Marilyn Oberg, who was in the advanced life support ambulance with Findlay, testified Thursday that she regularly attended to calls involving Paul and that he'd started to have seizures.

Oberg said she once found Paul unresponsive outside a hotel and that he'd been thrashing around so much that the skin on his arms and back was scraped.

Patrick Lewis testified Friday said he was in a cab at about 10 p.m. the night before Paul's body was found and saw a shaggy-haired man lying in the alley. He was on his stomach and moving up on his elbows.

"He was facing toward me and rising up," said Lewis, adding Paul's face was shadowed.

Lewis, an administrator at the University of British Columbia, said he was concerned about what he'd seen but went to a party in the area and became too distracted to call 911.

The inquiry has heard that racism was involved in how police treated Paul.

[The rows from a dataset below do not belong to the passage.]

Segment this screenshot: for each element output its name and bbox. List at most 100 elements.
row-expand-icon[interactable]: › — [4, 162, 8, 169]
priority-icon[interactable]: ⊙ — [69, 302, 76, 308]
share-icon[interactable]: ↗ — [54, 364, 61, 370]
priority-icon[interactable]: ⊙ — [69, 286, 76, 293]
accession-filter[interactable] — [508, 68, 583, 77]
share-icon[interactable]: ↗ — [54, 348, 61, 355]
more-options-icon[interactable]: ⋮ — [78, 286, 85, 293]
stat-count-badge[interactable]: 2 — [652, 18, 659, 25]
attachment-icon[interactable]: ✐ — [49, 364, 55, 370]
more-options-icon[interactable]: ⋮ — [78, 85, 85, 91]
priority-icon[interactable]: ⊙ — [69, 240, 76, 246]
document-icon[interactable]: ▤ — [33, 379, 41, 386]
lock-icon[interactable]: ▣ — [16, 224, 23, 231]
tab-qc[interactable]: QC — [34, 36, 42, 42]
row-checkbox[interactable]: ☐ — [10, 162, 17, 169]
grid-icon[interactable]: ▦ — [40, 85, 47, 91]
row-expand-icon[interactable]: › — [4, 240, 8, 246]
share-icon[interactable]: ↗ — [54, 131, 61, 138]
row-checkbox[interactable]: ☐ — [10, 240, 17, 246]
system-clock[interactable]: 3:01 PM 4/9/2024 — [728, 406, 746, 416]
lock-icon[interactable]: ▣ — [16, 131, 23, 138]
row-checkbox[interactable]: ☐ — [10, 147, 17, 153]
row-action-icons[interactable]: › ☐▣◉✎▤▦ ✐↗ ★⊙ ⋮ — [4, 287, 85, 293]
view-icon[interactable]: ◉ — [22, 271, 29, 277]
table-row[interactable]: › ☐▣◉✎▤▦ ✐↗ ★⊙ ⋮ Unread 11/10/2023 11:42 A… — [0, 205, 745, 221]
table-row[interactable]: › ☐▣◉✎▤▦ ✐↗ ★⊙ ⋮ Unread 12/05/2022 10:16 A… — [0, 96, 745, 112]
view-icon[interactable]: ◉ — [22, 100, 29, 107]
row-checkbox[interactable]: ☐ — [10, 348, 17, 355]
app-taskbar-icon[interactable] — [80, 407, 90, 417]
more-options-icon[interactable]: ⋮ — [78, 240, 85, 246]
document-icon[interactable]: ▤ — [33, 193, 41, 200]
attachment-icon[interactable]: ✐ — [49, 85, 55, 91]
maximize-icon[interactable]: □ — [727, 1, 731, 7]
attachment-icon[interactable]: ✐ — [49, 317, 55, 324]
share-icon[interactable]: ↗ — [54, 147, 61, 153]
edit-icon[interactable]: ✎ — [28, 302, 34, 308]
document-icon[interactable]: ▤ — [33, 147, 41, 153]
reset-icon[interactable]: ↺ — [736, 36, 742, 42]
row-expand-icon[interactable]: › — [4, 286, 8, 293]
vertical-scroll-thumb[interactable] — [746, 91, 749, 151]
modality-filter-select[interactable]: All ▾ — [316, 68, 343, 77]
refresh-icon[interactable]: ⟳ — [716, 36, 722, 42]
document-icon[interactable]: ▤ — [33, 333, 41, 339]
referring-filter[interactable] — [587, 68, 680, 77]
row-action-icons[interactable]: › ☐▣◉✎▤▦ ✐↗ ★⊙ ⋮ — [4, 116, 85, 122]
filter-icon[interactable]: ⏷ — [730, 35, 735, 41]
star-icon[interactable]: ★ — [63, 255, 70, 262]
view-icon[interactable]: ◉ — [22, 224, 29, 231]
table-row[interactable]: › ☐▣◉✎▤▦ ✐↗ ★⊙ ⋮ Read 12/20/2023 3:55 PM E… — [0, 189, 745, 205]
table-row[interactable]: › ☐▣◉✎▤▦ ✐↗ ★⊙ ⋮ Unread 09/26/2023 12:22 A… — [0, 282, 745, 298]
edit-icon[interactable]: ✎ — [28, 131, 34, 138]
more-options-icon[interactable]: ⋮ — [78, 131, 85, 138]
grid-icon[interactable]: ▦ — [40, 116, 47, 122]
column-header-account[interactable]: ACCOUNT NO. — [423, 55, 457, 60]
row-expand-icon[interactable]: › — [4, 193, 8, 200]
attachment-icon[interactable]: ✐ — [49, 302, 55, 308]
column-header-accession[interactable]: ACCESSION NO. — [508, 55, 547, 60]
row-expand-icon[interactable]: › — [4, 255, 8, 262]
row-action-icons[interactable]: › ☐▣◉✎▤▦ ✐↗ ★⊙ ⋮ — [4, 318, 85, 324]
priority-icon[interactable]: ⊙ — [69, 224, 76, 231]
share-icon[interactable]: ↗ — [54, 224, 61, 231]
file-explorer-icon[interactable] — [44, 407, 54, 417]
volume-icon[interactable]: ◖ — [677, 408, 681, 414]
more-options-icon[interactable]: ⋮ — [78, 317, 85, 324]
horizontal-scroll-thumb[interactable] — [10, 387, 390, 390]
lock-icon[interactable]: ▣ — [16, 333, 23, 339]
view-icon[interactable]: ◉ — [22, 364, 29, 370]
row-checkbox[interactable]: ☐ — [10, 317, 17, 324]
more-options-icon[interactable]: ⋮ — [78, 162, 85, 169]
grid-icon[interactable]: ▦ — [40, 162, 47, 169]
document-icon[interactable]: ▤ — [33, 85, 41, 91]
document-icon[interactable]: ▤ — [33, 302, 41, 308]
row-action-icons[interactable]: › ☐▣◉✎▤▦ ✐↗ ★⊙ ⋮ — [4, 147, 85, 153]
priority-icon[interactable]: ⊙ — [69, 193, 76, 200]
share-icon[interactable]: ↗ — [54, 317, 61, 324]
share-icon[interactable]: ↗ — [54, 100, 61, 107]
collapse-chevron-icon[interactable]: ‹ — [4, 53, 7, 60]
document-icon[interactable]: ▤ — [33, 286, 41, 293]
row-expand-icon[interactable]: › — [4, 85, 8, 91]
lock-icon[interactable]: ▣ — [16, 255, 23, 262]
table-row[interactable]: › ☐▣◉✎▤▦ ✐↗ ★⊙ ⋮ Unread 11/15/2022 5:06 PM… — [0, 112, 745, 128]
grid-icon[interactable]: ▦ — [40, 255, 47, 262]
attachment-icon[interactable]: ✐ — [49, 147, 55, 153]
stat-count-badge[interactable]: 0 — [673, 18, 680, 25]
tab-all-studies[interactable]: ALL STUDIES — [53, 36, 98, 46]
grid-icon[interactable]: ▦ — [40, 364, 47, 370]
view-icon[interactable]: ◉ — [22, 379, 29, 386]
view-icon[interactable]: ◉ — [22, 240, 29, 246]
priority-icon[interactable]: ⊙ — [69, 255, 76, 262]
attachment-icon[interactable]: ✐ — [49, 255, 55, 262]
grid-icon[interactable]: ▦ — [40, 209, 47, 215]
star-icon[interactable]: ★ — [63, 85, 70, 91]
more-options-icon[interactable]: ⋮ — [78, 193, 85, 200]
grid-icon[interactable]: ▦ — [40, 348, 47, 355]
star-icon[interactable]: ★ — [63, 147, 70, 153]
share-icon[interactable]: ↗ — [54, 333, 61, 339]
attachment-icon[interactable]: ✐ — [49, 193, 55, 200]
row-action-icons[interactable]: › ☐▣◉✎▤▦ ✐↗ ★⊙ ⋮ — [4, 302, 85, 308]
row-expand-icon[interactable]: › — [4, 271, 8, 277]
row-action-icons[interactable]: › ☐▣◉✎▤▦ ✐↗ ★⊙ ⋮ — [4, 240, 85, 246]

His cousin, Peggy Clement, said police called the family more than a month after Paul died to say he was killed in a hit and run and that his body was found in a ditch.

For years, several aboriginal groups, the B.C. Civil Liberties Association and the provincial Office of the Police Complaint Commission demanded the government call an inquiry into Paul's death.

But that didn't happen until earlier this year, after police complaint commissioner Dirk Ryneveld released a video recording of Paul's last two visits to the drunk tank.

The video shows him crawling into the facility and then being dragged out by police because he couldn't stand.

The inquiry has also heard Paul had trouble with his feet and legs, which were sometimes swollen.